Somebody, who evidently does not believe that “God helps those who help themselves” complained in the columns of a local paper that the other colonies took little or no interest in the welfare of West Australia. This is false. Upon this subject there has been more straight decisive writing in one Sydney paper, and more serious talk at one Sydney street corner than there has been in the whole of West Australia. The gist of public opinion in the East respecting this matter is: that West Australia must have Responsible Government; that it is to the interests of the eastern colonies, as well as of West Australia, that this should be brought about; and, that if the western people do not make a decisive movement in the matter soon, it will be necessary in the interests of Australia as a whole for the other colonies to take the matter up.

This country should become something better than a camp for adventurers, who will “fold up their tents like the Arabs and silently steal away” (to Arabia). There is a great deal said about the barrenness of the land and its unfitness for settlement, but the same thing was said of the eastern portion of the continent, which is now on a fair way of becoming a paradise for agriculturists and graziers. Read the early despatches sent “home” when shortly after the settlement of Botany Bay the colony was described as a desert where nothing would grow, and yet when we left New South Wales a few weeks ago its driest and hottest towns were being washed off the land, and rescue boats were being sent up by the dozen right to the centre of the site of that imaginary “Great Australian Desert” of our grandfathers. The rising generation will yet see their inland seas of flood water curbed and stored in great artificial lakes, reservoirs, and canals, and the same thing can be done in the west. Some people say we want a Ballarat or two to make the colony. A couple of Ballarats would give us a good start no doubt, but that is all; Ballarats don’t last, and we want something else to keep the country going.

Let the natives of the colony stand up in its interests, if only because they are natives — that is if that grand old love for one’s native land still exists in these unromantic days. Let the people who have adopted this as their country try and forget the old one — which could not have treated them well, as their continued presence here proves — and do the best for the country that affords them an asylum. And let the people, one and all, irrespective of class, creed, or nationality, do their utmost for the advancement of West Australia because — for the noblest of all reasons — because it is to be the land of their children.

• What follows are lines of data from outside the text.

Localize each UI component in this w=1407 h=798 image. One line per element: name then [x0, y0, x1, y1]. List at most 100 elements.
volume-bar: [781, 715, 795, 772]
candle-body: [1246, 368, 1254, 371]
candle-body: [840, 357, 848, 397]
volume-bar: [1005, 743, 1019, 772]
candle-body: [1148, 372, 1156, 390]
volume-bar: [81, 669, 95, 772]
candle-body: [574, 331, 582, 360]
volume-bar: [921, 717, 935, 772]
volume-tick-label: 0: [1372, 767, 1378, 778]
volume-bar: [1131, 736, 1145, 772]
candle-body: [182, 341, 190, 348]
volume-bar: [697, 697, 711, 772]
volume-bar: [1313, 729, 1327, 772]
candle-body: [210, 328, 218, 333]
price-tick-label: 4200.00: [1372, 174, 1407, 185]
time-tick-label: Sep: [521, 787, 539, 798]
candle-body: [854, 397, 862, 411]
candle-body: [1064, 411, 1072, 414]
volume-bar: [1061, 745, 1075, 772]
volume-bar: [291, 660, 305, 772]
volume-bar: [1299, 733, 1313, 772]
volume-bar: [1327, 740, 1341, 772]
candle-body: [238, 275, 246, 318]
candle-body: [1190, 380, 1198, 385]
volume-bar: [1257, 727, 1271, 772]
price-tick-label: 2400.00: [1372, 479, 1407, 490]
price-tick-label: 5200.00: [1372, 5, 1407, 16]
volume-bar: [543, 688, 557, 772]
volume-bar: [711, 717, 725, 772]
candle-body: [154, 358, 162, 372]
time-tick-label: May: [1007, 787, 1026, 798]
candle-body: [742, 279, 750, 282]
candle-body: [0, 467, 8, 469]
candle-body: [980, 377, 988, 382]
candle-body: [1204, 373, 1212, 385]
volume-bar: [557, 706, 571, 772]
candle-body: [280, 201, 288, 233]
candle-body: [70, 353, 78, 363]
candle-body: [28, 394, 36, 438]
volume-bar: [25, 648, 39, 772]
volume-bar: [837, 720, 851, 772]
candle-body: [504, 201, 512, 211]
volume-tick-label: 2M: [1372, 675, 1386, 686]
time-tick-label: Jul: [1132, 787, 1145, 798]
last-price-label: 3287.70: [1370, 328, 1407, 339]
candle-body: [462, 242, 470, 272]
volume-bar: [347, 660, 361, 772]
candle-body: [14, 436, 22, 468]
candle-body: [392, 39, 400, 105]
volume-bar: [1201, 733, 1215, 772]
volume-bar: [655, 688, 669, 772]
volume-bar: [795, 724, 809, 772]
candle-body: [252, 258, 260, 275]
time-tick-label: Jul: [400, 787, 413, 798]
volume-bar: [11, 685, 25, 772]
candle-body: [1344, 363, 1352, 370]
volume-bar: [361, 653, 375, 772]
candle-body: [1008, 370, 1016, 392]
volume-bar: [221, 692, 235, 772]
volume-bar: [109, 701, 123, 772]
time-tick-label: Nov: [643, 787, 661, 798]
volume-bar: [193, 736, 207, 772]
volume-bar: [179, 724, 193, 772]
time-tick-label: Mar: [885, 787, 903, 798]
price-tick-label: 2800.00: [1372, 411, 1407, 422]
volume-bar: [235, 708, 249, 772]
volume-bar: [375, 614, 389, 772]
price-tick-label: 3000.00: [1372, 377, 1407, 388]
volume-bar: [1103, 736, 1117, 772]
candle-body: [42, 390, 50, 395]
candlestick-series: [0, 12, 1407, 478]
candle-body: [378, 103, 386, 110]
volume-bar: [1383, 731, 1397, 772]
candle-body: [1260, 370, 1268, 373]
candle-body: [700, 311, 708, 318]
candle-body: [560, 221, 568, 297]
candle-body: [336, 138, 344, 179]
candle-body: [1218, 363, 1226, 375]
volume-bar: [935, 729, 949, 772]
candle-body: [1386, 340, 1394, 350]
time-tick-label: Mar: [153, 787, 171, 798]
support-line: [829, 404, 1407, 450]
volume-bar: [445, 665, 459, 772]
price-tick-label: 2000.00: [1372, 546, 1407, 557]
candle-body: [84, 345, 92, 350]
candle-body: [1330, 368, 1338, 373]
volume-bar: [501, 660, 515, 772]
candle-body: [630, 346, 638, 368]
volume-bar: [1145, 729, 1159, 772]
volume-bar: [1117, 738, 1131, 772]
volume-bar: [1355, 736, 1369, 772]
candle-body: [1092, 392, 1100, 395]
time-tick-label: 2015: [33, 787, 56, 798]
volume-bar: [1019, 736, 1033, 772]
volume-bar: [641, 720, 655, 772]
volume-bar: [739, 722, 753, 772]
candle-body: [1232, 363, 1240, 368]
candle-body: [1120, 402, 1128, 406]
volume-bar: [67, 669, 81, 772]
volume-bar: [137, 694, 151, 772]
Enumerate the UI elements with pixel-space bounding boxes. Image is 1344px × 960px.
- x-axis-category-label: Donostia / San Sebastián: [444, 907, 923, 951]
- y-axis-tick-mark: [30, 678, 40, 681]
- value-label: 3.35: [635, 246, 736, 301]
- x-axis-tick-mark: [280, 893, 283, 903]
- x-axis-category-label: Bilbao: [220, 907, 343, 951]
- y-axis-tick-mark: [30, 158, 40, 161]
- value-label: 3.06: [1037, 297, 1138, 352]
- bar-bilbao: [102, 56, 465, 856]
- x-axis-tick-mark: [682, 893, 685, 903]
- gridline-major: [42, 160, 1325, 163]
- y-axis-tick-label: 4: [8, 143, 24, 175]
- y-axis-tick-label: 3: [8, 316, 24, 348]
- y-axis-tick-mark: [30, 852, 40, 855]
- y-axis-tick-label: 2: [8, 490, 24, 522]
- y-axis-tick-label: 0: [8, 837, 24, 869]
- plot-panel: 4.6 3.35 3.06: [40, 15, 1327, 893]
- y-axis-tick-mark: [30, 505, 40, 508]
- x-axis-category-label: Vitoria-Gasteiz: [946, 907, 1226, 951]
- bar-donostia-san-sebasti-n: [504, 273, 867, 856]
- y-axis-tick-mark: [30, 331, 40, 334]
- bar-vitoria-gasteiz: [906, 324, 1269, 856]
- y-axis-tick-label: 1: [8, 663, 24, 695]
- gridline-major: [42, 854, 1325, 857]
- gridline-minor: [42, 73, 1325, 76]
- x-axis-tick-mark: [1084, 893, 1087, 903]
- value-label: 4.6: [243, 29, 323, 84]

And afterwards, in the years that are to come, when the West will be rich in farms and pasturelands, and dotted with cities as fair as Adelaide, and as busy as Sydney or Melbourne; when mighty steamers glide in through the waters of the Sound, to discharge their cargoes at great bustling wharves, and travellers land to stroll through our parklike streets, that shall rival those of Ballarat, and to view our mansions and galleries of art, then — when there shall be streets of noble stone warehouses, and the heights shall be crowned by public buildings and palaces of art — then in the centre places shall stand the monuments, and from honoured niches in our art galleries shall smile the unforgotten faces of “Our country’s pioneers”, the men who shall have earned the title of good colonists.